Sur le plan social, la SAS doit reprendre la transmission mensuelle de la DSN. Si aucune paie n’avait été produite pendant la période de sommeil (ce qui est fréquent lorsque le président n’était pas rémunéré), il faut s’assurer que le logiciel de paie ou le prestataire social est informé de la date de reprise effective.

Sur le plan fiscal, plusieurs obligations reprennent dès la reprise effective : les déclarations de TVA si la société est assujettie, les acomptes d’impôt sur les sociétés selon les règles ordinaires, et le dépôt des comptes annuels — une obligation qui, en réalité, ne s’était jamais interrompue : elle est maintenue pendant toute la durée de la mise en sommeil, en application des articles L232-21 et suivants du Code de commerce. Les déclarations fiscales restent dues même à néant pendant le sommeil ; il ne s’agit donc pas d’une reprise mais d’une continuité.

Sur le plan de la CFE (Cotisation Foncière des Entreprises) : un dégrèvement est possible en l’absence d’activité pendant la période de sommeil, en application de l’article 1478 du Code général des impôts. La réclamation doit avoir été déposée avant le 31 décembre de l’année suivant la mise en recouvrement (article R196-1 du Livre des procédures fiscales). À la reprise, la SAS redevient redevable de la CFE dans les conditions de droit commun. Vérifiez qu’une demande de dégrèvement a bien été déposée pour chaque période de sommeil concernée — c’est un point que beaucoup de dirigeants laissent passer, faute de rappel de la part de l’administration.

Pour approfondir vos obligations générales après une période de cessation temporaire, consultez notre guide Après mise en sommeil : que faire ? Guide complet.


ARE et rémunération : peut-on cumuler lors de la reprise ?

La question du cumul entre l’Allocation de Retour à l’Emploi (ARE) et la reprise d’activité comme président de SAS revient souvent. Elle mérite une réponse nuancée, car plusieurs cas de figure coexistent.

Reprise sans rémunération : si la SAS reprend son activité mais que le président ne se verse aucune rémunération dans un premier temps, l’ARE peut en principe se poursuivre, sous réserve des règles de France Travail relatives à la création ou reprise d’entreprise, à confirmer directement auprès de son conseiller.

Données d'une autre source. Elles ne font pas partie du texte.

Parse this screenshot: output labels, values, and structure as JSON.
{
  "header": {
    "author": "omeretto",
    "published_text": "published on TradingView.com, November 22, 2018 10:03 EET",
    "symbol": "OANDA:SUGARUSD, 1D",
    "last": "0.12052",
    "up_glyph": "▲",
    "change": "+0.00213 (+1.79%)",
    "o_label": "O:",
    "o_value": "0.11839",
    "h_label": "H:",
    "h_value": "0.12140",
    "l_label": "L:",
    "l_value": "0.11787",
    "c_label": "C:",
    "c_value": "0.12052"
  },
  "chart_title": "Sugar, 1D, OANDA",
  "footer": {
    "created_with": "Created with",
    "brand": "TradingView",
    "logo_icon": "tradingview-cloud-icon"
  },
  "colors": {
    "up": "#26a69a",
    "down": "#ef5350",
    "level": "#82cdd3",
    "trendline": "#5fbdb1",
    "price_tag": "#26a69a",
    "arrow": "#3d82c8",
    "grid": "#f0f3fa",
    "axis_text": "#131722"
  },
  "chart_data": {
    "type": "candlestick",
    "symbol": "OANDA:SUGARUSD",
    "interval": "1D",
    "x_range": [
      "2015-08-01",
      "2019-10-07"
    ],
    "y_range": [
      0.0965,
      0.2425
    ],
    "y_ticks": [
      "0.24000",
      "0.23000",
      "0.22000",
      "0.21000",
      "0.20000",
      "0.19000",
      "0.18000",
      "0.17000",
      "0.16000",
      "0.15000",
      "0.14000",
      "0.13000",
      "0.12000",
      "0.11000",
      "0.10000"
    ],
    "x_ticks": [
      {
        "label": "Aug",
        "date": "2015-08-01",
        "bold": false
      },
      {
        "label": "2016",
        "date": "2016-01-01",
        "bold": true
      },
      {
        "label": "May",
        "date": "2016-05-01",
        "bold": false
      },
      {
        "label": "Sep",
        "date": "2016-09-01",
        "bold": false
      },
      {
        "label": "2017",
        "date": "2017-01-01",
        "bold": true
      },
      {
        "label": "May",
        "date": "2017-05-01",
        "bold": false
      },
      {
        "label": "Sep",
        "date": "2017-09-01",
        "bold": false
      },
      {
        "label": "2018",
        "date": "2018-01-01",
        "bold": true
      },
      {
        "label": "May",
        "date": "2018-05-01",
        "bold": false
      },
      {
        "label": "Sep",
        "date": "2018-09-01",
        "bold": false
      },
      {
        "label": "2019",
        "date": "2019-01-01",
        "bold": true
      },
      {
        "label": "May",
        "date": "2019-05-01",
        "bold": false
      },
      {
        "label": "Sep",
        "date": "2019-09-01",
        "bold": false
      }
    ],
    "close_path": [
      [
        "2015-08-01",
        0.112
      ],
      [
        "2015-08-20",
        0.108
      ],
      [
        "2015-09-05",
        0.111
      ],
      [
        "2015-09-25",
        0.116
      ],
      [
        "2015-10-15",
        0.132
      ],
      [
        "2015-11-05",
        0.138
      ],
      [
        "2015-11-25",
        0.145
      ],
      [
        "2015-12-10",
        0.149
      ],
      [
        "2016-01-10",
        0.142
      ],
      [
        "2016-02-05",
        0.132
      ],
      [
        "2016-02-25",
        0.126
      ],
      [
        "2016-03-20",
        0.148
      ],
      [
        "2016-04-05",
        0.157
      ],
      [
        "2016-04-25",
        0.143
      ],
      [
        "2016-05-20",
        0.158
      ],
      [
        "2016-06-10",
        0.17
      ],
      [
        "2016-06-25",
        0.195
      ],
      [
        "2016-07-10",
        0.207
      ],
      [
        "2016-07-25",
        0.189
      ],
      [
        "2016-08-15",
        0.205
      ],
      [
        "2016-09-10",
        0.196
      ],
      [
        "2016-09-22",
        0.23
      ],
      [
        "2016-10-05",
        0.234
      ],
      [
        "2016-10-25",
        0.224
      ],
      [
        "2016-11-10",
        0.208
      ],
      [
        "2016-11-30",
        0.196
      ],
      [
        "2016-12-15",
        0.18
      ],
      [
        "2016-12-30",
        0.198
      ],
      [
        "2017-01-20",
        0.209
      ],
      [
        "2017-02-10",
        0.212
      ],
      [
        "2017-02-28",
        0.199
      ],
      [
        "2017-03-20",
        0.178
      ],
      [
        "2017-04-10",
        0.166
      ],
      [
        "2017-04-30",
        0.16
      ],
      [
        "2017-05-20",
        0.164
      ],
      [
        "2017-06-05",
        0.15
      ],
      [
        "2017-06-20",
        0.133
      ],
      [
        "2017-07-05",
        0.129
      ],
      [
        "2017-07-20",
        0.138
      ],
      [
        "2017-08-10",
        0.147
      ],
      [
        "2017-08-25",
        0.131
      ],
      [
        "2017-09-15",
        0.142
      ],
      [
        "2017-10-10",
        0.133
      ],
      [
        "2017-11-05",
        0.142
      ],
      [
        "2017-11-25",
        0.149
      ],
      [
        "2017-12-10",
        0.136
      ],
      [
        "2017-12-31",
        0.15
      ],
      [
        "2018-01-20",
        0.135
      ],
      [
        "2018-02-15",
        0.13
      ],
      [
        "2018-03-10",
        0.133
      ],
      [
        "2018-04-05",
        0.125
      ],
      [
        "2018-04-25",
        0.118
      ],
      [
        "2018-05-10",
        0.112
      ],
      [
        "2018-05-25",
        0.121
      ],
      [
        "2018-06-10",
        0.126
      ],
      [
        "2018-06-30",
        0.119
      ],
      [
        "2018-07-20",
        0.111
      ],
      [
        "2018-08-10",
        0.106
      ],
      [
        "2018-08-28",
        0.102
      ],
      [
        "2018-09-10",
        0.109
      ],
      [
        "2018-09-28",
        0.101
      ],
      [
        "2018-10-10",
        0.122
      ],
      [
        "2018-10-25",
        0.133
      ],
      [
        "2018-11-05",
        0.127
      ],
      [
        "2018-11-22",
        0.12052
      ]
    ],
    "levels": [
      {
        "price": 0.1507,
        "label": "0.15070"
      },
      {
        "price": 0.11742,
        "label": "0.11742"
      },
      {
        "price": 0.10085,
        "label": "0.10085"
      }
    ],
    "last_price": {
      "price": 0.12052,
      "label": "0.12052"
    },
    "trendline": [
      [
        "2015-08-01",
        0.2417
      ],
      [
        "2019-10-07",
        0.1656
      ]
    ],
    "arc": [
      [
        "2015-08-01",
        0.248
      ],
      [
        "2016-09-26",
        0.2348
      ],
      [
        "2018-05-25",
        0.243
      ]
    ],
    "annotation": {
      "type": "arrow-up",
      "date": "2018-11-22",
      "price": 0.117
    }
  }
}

Reprise avec rémunération inférieure aux revenus antérieurs : France Travail peut maintenir une fraction de l’ARE selon un dispositif de cumul ARE/rémunération, dont la formule de calcul est propre à chaque situation et doit être vérifiée auprès de France Travail.

Reprise avec rémunération élevée : si la rémunération du président dépasse le seuil de cumul en vigueur, l’ARE est suspendue ; ce seuil doit être vérifié auprès de France Travail avant toute décision de rémunération.

Ces règles évoluent régulièrement et dépendent de la situation individuelle. Pour une réponse fiable, le passage par France Travail avant toute décision de rémunération reste indispensable — anticiper cet échange évite de devoir rembourser un trop-perçu d’allocation découvert après coup.

Vous trouverez une analyse plus détaillée de ces interactions dans nos articles ARE et cotisations sociales : reprendre après sommeil et ARE et mise en sommeil : durée et droits en 2026.


Checklist pratique pour la reprise d’activité d’une SAS

Voici les étapes concrètes à suivre pour organiser une reprise d’activité, en tenant compte des cotisations sociales du président :

Étape 1 — Décision interne Le président formalise par écrit la décision de reprise d’activité, en précisant la date effective. Il vérifie au préalable si les statuts imposent une décision collective des associés — ce qui reste l’exception, pas la règle, pour une SAS.

Étape 2 — Formalité légale Dépôt de la déclaration de reprise via le guichet unique INPI, dans le mois suivant la décision. La mise à jour du Kbis intervient ensuite selon le délai de traitement du greffe concerné.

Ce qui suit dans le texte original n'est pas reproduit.